Re: [PATCH v4 4/4] sched/psi: allow unprivileged polling of N*2s period

From: Johannes Weiner
Date: Wed Mar 29 2023 - 12:14:34 EST


On Wed, Mar 29, 2023 at 05:33:27PM +0200, Domenico Cerasuolo wrote:
> PSI offers 2 mechanisms to get information about a specific resource
> pressure. One is reading from /proc/pressure/<resource>, which gives
> average pressures aggregated every 2s. The other is creating a pollable
> fd for a specific resource and cgroup.
>
> The trigger creation requires CAP_SYS_RESOURCE, and gives the
> possibility to pick specific time window and threshold, spawing an RT
> thread to aggregate the data.
>
> Systemd would like to provide containers the option to monitor pressure
> on their own cgroup and sub-cgroups. For example, if systemd launches a
> container that itself then launches services, the container should have
> the ability to poll() for pressure in individual services. But neither
> the container nor the services are privileged.
>
> This patch implements a mechanism to allow unprivileged users to create
> pressure triggers. The difference with privileged triggers creation is
> that unprivileged ones must have a time window that's a multiple of 2s.
> This is so that we can avoid unrestricted spawning of rt threads, and
> use instead the same aggregation mechanism done for the averages, which
> runs independently of any triggers.
>
> Suggested-by: Johannes Weiner <hannes@xxxxxxxxxxx>
> Signed-off-by: Domenico Cerasuolo <cerasuolodomenico@xxxxxxxxx>

Overall it looks good to me. Thanks for adding the comment on the
privilege check, it's much easier to understand now.

A few nitpicks below:

> @@ -151,6 +151,9 @@ struct psi_trigger {
>
> /* Deferred event(s) from previous ratelimit window */
> bool pending_event;
> +
> + /* Used to differentiate destruction action*/
> + enum psi_aggregators aggregator;
> };

The comment is a bit mysterious. How about

/* Trigger type - PSI_AVGS for unprivileged, PSI_POLL for RT */

> @@ -186,9 +186,9 @@ static void group_init(struct psi_group *group)
> seqcount_init(&per_cpu_ptr(group->pcpu, cpu)->seq);
> group->avg_last_update = sched_clock();
> group->avg_next_update = group->avg_last_update + psi_period;
> - INIT_DELAYED_WORK(&group->avgs_work, psi_avgs_work);
> mutex_init(&group->avgs_lock);
> - /* Init trigger-related members */
> +
> + /* Init rtpoll trigger-related members */
> atomic_set(&group->rtpoll_scheduled, 0);
> mutex_init(&group->rtpoll_trigger_lock);
> INIT_LIST_HEAD(&group->rtpoll_triggers);
> @@ -197,6 +197,11 @@ static void group_init(struct psi_group *group)
> init_waitqueue_head(&group->rtpoll_wait);
> timer_setup(&group->rtpoll_timer, poll_timer_fn, 0);
> rcu_assign_pointer(group->rtpoll_task, NULL);
> +
> + /* Init avg trigger-related members */
> + INIT_LIST_HEAD(&group->avg_triggers);
> + memset(group->avg_nr_triggers, 0, sizeof(group->avg_nr_triggers));
> + INIT_DELAYED_WORK(&group->avgs_work, psi_avgs_work);
> }

Can you move those above the rtpoll inits?
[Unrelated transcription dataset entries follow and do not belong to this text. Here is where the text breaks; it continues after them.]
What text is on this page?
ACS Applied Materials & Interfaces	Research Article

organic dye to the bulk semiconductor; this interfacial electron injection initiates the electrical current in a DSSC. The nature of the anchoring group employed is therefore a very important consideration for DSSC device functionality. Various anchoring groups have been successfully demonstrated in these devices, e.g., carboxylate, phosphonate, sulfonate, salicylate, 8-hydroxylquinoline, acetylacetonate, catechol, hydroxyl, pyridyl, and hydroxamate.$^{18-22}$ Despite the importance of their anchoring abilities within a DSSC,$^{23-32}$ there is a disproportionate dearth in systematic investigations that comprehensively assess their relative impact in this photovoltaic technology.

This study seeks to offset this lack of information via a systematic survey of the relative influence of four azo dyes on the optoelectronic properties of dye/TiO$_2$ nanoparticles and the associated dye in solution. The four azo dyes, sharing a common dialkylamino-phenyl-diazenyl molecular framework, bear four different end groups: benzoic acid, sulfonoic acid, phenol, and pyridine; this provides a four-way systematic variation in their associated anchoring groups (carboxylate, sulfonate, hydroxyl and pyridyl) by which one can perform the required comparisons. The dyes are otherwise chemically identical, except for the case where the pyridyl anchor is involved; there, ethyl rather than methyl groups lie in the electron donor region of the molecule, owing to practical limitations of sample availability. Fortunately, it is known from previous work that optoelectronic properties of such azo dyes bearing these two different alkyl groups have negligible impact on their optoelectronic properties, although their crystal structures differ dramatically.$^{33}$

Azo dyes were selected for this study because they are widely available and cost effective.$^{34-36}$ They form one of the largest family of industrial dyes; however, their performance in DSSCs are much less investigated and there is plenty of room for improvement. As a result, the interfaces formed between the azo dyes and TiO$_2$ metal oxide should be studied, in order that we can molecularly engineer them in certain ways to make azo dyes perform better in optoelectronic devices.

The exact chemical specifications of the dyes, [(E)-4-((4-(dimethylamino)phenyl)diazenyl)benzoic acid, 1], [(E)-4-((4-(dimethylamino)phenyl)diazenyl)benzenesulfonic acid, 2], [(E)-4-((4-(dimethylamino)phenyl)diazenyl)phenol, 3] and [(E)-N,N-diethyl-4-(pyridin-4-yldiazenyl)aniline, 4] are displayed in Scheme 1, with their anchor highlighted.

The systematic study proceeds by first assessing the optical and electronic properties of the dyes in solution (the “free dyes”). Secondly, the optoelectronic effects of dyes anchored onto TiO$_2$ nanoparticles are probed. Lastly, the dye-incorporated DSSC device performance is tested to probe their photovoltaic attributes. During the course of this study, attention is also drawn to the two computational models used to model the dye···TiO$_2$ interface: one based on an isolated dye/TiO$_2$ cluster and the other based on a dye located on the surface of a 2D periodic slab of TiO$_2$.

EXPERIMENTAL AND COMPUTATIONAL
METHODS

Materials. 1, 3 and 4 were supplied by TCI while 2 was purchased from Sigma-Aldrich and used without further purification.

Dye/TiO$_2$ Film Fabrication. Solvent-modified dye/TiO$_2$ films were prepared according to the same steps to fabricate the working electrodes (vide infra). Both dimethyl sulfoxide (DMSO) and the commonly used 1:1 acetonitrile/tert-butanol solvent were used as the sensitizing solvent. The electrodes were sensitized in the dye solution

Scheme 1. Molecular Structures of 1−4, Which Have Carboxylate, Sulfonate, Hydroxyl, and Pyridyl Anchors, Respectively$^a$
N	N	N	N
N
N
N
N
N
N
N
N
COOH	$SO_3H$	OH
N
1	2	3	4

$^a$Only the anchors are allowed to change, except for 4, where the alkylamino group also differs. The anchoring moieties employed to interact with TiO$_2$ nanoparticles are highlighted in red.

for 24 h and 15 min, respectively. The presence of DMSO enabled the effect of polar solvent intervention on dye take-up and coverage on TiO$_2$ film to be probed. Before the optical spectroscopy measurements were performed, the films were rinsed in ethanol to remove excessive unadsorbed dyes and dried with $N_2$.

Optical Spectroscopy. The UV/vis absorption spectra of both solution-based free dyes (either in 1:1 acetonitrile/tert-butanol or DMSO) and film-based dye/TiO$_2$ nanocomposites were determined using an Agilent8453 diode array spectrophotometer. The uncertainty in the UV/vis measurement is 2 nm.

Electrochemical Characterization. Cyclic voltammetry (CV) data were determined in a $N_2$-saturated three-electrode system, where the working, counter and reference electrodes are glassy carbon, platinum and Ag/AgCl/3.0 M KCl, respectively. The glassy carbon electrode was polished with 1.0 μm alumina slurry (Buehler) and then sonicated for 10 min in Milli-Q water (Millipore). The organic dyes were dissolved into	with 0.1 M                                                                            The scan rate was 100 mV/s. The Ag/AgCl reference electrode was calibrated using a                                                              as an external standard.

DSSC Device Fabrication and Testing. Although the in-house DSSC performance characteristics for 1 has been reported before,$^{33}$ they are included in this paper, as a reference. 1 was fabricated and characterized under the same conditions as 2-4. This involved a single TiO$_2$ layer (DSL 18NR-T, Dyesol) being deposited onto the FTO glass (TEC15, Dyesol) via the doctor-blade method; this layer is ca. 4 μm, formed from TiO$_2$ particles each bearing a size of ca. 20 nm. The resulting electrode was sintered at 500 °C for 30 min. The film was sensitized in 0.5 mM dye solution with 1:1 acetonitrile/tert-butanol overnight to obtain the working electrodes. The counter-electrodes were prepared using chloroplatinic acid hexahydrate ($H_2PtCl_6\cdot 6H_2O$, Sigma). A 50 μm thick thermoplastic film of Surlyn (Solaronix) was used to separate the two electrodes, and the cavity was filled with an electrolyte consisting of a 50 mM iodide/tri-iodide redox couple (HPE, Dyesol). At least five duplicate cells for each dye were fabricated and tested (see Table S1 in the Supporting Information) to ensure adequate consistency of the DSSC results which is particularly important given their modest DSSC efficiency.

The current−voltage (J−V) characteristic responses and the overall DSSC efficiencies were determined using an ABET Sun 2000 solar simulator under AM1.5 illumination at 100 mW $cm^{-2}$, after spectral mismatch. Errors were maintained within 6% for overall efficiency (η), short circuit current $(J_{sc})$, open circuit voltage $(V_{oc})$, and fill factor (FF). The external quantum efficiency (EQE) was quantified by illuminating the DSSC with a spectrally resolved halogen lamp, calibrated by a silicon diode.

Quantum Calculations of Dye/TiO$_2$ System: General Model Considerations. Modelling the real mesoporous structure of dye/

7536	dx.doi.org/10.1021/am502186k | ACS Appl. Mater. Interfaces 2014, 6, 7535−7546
It helps with navigating the code and spotting missing inits when the
init sequence follows the order of the struct members.
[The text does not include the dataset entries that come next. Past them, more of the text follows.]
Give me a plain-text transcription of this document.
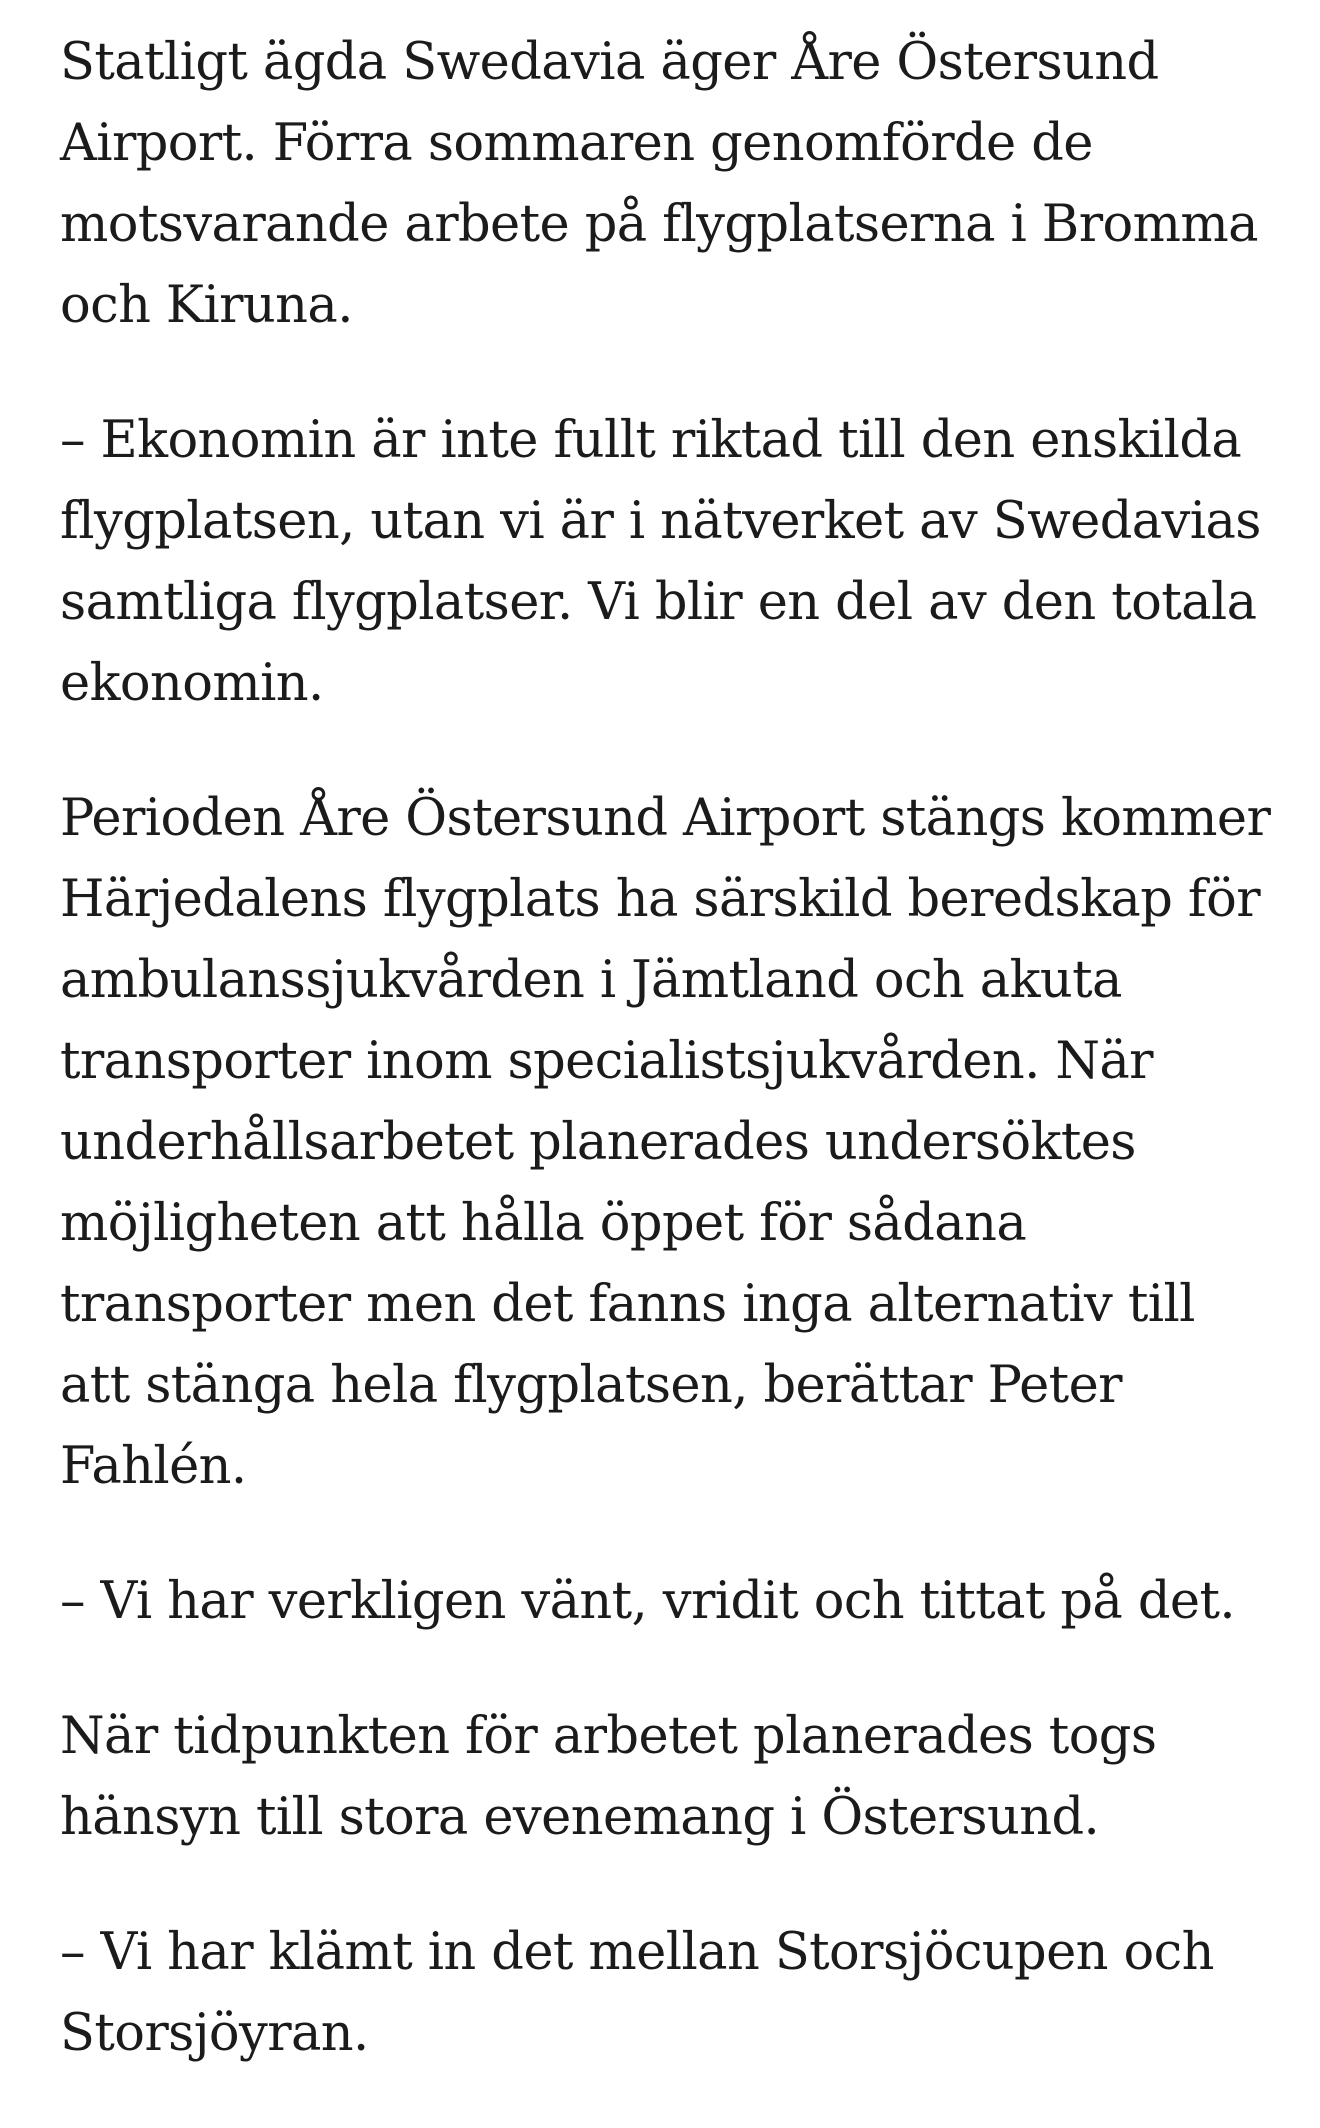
Statligt ägda Swedavia äger Åre Östersund Airport. Förra sommaren genomförde de motsvarande arbete på flygplatserna i Bromma och Kiruna.

– Ekonomin är inte fullt riktad till den enskilda flygplatsen, utan vi är i nätverket av Swedavias samtliga flygplatser. Vi blir en del av den totala ekonomin.

Perioden Åre Östersund Airport stängs kommer Härjedalens flygplats ha särskild beredskap för ambulanssjukvården i Jämtland och akuta transporter inom specialistsjukvården. När underhållsarbetet planerades undersöktes möjligheten att hålla öppet för sådana transporter men det fanns inga alternativ till att stänga hela flygplatsen, berättar Peter Fahlén.

– Vi har verkligen vänt, vridit och tittat på det.

När tidpunkten för arbetet planerades togs hänsyn till stora evenemang i Östersund.

– Vi har klämt in det mellan Storsjöcupen och Storsjöyran.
> @@ -430,21 +435,25 @@ static u64 window_update(struct psi_window *win, u64 now, u64 value)
> return growth;
> }
>
> -static u64 update_triggers(struct psi_group *group, u64 now, bool *update_total)
> +static u64 update_triggers(struct psi_group *group, u64 now, bool *update_total,
> + enum psi_aggregators aggregator)
> {
> struct psi_trigger *t;
> - u64 *total = group->total[PSI_POLL];
> + u64 *total = group->total[aggregator];
> + struct list_head *triggers = aggregator == PSI_AVGS ? &group->avg_triggers
> + : &group->rtpoll_triggers;
> + u64 *aggregator_total = aggregator == PSI_AVGS ? group->avg_total : group->rtpoll_total;
> *update_total = false;

These lines are a bit too long. When the init part gets that long,
it's preferable to move it outside of the decl block:

if (aggregator == PSI_AVGS) {
triggers = &group->avg_triggers;
aggregator_total = group->avg_total;
} else {
triggers = &group->rtpoll_triggers;
aggregator_total = group->rtpoll_total;
}

> @@ -1357,22 +1389,26 @@ void psi_trigger_destroy(struct psi_trigger *t)
> u64 period = ULLONG_MAX;
>
> list_del(&t->node);
> - group->rtpoll_nr_triggers[t->state]--;
> - if (!group->rtpoll_nr_triggers[t->state])
> - group->rtpoll_states &= ~(1 << t->state);
> - /* reset min update period for the remaining triggers */
> - list_for_each_entry(tmp, &group->rtpoll_triggers, node)
> - period = min(period, div_u64(tmp->win.size,
> - UPDATES_PER_WINDOW));
> - group->rtpoll_min_period = period;
> - /* Destroy rtpoll_task when the last trigger is destroyed */
> - if (group->rtpoll_states == 0) {
> - group->rtpoll_until = 0;
> - task_to_destroy = rcu_dereference_protected(
> - group->rtpoll_task,
> - lockdep_is_held(&group->rtpoll_trigger_lock));
> - rcu_assign_pointer(group->rtpoll_task, NULL);
> - del_timer(&group->rtpoll_timer);
> + if (t->aggregator == PSI_AVGS) {
> + group->avg_nr_triggers[t->state]--;
> + } else {
> + group->rtpoll_nr_triggers[t->state]--;
> + if (!group->rtpoll_nr_triggers[t->state])
> + group->rtpoll_states &= ~(1 << t->state);
> + /* reset min update period for the remaining triggers */
> + list_for_each_entry(tmp, &group->rtpoll_triggers, node)
> + period = min(period, div_u64(tmp->win.size,
> + UPDATES_PER_WINDOW));
> + group->rtpoll_min_period = period;
> + /* Destroy rtpoll_task when the last trigger is destroyed */
> + if (group->rtpoll_states == 0) {
> + group->rtpoll_until = 0;
> + task_to_destroy = rcu_dereference_protected(
> + group->rtpoll_task,
> + lockdep_is_held(&group->rtpoll_trigger_lock));
> + rcu_assign_pointer(group->rtpoll_task, NULL);
> + del_timer(&group->rtpoll_timer);

These lines are quite long too, we usually shoot for a line length of
80 characters. Can you do

if (t->aggregator == PSI_AVGS) {
group->avg_nr_triggers[t->state]--;
return;
}

/* Else, it's an rtpoll trigger */
group->rtpoll_nr_triggers[t->state]--;
...

With that, please add

Acked-by: Johannes Weiner <hannes@xxxxxxxxxxx>